Energy XXI will also face tighter borrowing when the value of the oil and natural gas reserves it uses for collateral is redetermined to reflect current prices this spring. If the company had hedged more of its oil on the futures market, the lower prices would not be so damaging to the its credit lines, which lenders frequently tie to earnings.
"The latest quarterly results continues a trend of missing projections and leaving Wall Street scratching their heads," said one analyst note from Stone Fox Capital, an investment advisory firm.
Halcon, on the other hand, hedged 80 percent of its oil against lower prices for the next two years, maintaining the value of the reserves it uses for collateral. Halcon's unsecured bonds traded at 70 cents on the dollar, a level Ragsly said is pretty good right now.
Halcon's moves to keep spending within cash flow signals it has a chance to survive, Ragsly added. Other analysts agreed.
"We continue to believe that Halcon has the ability to see this through to the other side," analyst Jason A. Wangler wrote for Wunderlich Securities after the conference call.
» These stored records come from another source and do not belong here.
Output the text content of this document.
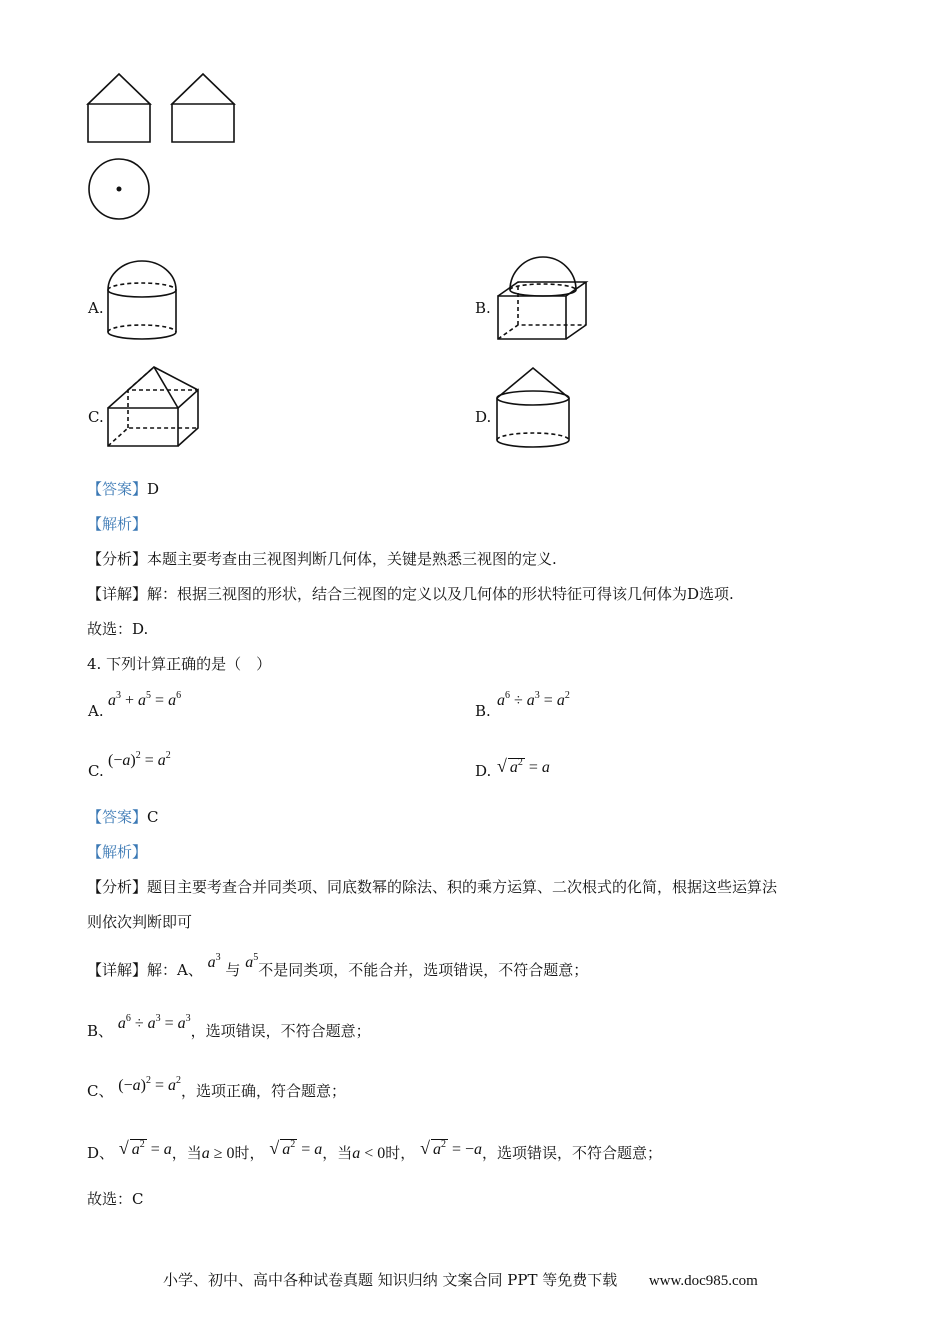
A.	B.
C.	D.
【答案】D
【解析】
【分析】本题主要考查由三视图判断几何体，关键是熟悉三视图的定义.
【详解】解：根据三视图的形状，结合三视图的定义以及几何体的形状特征可得该几何体为D选项.
故选：D.
4. 下列计算正确的是（　）
A.
$a^3 + a^5 = a^6$
B.
$a^6 \div a^3 = a^2$
C.
$(-a)^2 = a^2$
D. √ $a^2 = a$
【答案】C
【解析】
【分析】题目主要考查合并同类项、同底数幂的除法、积的乘方运算、二次根式的化简，根据这些运算法
则依次判断即可
【详解】解：A、 $a^3$ 与 $a^5$不是同类项，不能合并，选项错误，不符合题意；
B、 $a^6 \div a^3 = a^3$，选项错误，不符合题意；
C、 $(-a)^2 = a^2$，选项正确，符合题意；
D、 √ $a^2 = a$，当a ≥ 0时， √ $a^2 = a$，当a < 0时， √ $a^2 = -a$，选项错误，不符合题意；
故选：C
小学、初中、高中各种试卷真题 知识归纳 文案合同 PPT 等免费下载 www.doc985.com
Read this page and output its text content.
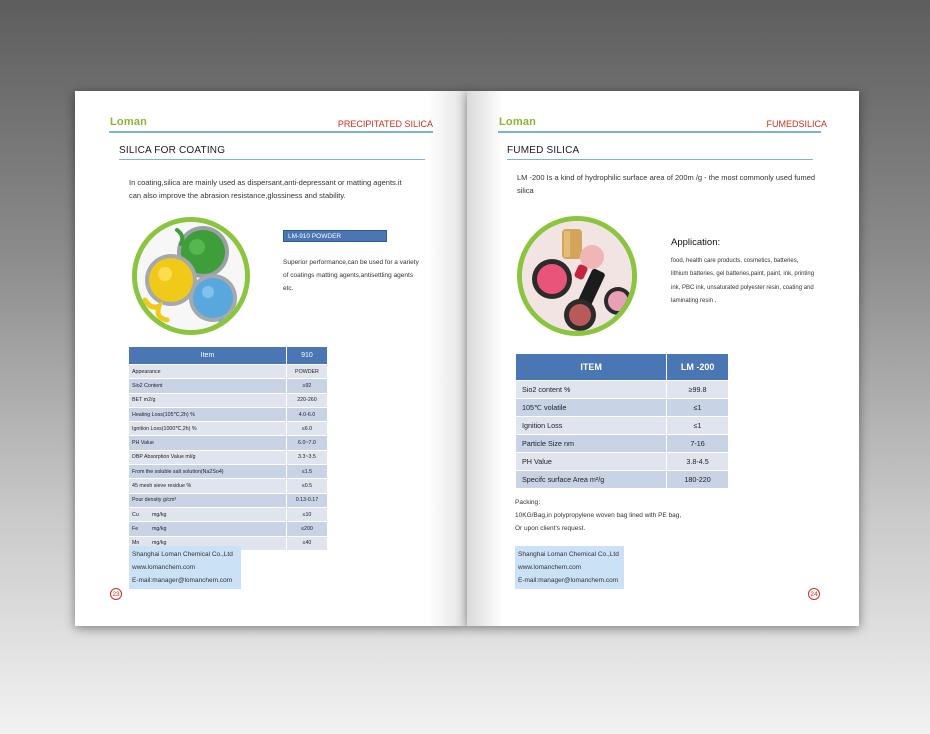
Loman	PRECIPITATED SILICA
SILICA FOR COATING
In coating,silica are mainly used as dispersant,anti-depressant or matting agents.it can also improve the abrasion resistance,glossiness and stability.
LM-910 POWDER
Superior performance,can be used for a variety of coatings matting agents,antisettling agents etc.
Item	910
Appearance	POWDER
Sio2 Content	≥92
BET m2/g	220-260
Heating Loss(105℃,2h) %	4.0-6.0
Ignition Loss(1000℃,2h) %	≤6.0
PH Value	6.0~7.0
DBP Absorption Value ml/g	3.3~3.5
From the soluble salt solution(Na2So4)	≤1.5
45 mesh sieve residue %	≤0.5
Pour density g/cm³	0.13-0.17
Cu mg/kg	≤10
Fe mg/kg	≤200
Mn mg/kg	≤40
Shanghai Loman Chemical Co.,Ltd
www.lomanchem.com
E-mail:manager@lomanchem.com
23
Loman	FUMEDSILICA
FUMED SILICA
LM -200 Is a kind of hydrophilic surface area of 200m /g - the most commonly used fumed silica
Application:
food, health care products, cosmetics, batteries, lithium batteries, gel batteries,paint, paint, ink, printing ink, PBC ink, unsaturated polyester resin, coating and laminating resin ,
ITEM	LM -200
Sio2 content %	≥99.8
105℃ volatile	≤1
Ignition Loss	≤1
Particle Size nm	7-16
PH Value	3.8-4.5
Specifc surface Area m²/g	180-220
Packing：
10KG/Bag,in polypropylene woven bag lined with PE bag,
Or upon client's request.
Shanghai Loman Chemical Co.,Ltd
www.lomanchem.com
E-mail:manager@lomanchem.com
24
Clearly, there is much more to evaluating a company than two simple ratios highlighted in an email blast.
Yet even for the most troubled, Ragsly told me, "the savior for a lot of these companies will probably be hedge funds coming in and providing emergency or rescue financing that will bridge them to a turnaround."
Literally one minute after I hung up the phone with him, a press release arrived: "Energy XXI Gulf Coast, Inc. Announces Private Offering of $1.25 Billion of Senior Secured Second Lien Notes Due 2020."
Hallelujah for them, Energy XXI will live to fight another day. But whether that was a wise investment for the lien holder is the subject for another column.